B cell antigen receptor-induced activation of an IRAK4-dependent signaling pathway revealed by a MALT1-IRAK4 double knockout mouse model

BACKGROUND: The B cell antigen receptor (BCR) and pathogen recognition receptors, such as Toll-like receptor 4 (TLR4), act in concert to control adaptive B cell responses. However, little is known about the signaling pathways that integrate BCR activation with intrinsic TLR4 stimulation. Antigen receptors initialize activation of the inducible transcription factor nuclear factor-κB (NF-κB) via recruitment of the membrane-associated guanylate kinase caspase recruitment domain protein 11 (CARD11), the adapter molecule B cell CLL/lymphoma 10 (BCL10), and the "paracaspase" mucosa-associated lymphoid tissue lymphoma translocation gene 1 (MALT1) into lipid rafts.

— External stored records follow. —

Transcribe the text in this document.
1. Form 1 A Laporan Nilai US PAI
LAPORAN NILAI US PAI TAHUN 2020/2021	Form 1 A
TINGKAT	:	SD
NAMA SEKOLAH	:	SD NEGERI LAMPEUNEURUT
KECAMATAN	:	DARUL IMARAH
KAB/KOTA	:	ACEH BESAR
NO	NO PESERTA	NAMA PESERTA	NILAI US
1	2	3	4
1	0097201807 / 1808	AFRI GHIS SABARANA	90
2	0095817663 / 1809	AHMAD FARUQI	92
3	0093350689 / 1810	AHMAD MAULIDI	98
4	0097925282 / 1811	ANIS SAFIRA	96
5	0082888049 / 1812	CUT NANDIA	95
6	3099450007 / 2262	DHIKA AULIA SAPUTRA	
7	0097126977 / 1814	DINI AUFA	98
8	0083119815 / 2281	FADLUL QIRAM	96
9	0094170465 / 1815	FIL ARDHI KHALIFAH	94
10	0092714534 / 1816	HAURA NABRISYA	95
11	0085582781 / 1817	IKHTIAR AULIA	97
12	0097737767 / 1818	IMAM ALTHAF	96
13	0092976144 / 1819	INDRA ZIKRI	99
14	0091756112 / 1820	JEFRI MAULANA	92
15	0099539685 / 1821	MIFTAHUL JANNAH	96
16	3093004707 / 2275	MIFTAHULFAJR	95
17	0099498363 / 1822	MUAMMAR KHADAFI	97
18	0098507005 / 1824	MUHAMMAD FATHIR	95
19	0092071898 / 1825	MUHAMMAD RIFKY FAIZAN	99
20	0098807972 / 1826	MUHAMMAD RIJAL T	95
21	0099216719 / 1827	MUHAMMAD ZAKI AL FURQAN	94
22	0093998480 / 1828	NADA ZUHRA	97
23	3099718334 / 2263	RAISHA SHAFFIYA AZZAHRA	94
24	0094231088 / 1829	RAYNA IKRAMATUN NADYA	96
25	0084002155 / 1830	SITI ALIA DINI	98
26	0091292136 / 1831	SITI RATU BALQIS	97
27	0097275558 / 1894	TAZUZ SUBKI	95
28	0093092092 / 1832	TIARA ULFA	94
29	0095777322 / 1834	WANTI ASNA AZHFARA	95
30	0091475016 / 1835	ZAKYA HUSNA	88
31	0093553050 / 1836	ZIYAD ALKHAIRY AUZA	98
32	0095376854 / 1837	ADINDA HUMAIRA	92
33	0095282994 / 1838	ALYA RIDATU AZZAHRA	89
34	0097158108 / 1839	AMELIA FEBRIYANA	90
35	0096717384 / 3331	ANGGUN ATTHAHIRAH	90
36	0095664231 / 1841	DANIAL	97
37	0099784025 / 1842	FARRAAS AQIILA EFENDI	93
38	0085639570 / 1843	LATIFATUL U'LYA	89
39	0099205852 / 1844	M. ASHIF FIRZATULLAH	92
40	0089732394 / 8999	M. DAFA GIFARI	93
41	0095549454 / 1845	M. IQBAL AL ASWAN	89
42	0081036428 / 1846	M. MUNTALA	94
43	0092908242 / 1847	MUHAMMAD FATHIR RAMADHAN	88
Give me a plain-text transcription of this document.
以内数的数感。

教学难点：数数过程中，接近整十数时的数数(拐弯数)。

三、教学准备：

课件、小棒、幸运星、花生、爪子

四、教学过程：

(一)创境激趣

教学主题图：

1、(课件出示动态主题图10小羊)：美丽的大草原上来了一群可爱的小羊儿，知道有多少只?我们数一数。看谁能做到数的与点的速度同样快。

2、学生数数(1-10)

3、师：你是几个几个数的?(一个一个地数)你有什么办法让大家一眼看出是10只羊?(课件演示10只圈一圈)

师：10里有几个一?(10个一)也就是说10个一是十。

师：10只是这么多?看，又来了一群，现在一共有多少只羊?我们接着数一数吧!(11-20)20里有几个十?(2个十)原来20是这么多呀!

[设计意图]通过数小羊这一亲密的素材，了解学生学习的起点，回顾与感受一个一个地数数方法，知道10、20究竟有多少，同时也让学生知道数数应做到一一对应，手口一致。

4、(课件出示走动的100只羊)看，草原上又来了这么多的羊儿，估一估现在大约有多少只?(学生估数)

Upon BCR triggering, this activation strictly depends on BCL10, but not on MALT1, leading to the hypothesis that a MALT1-independent NF-κB activation pathway contributes to BCR-induced NF-κB activation downstream of BCL10. The identity of this pathway has remained elusive. RESULTS: Using genetic and biochemical approaches, we demonstrate that the IRAK4- and IRAK1-dependent TLR signaling branch is activated upon BCR triggering to induce partial NF-κB activation. BCR-induced MALT1-independent IκB degradation and B cell proliferation were inhibited in MALT1/IRAK4 double knockout B cells. Moreover, IRAK1 was recruited into lipid rafts upon BCR stimulation and activated following transient recruitment of IRAK4. CONCLUSION: We propose that the observed crosstalk between BCR and TLR signaling components may contribute to the discrimination of signals that emanate from single and dual receptor engagement to control adaptive B cell responses.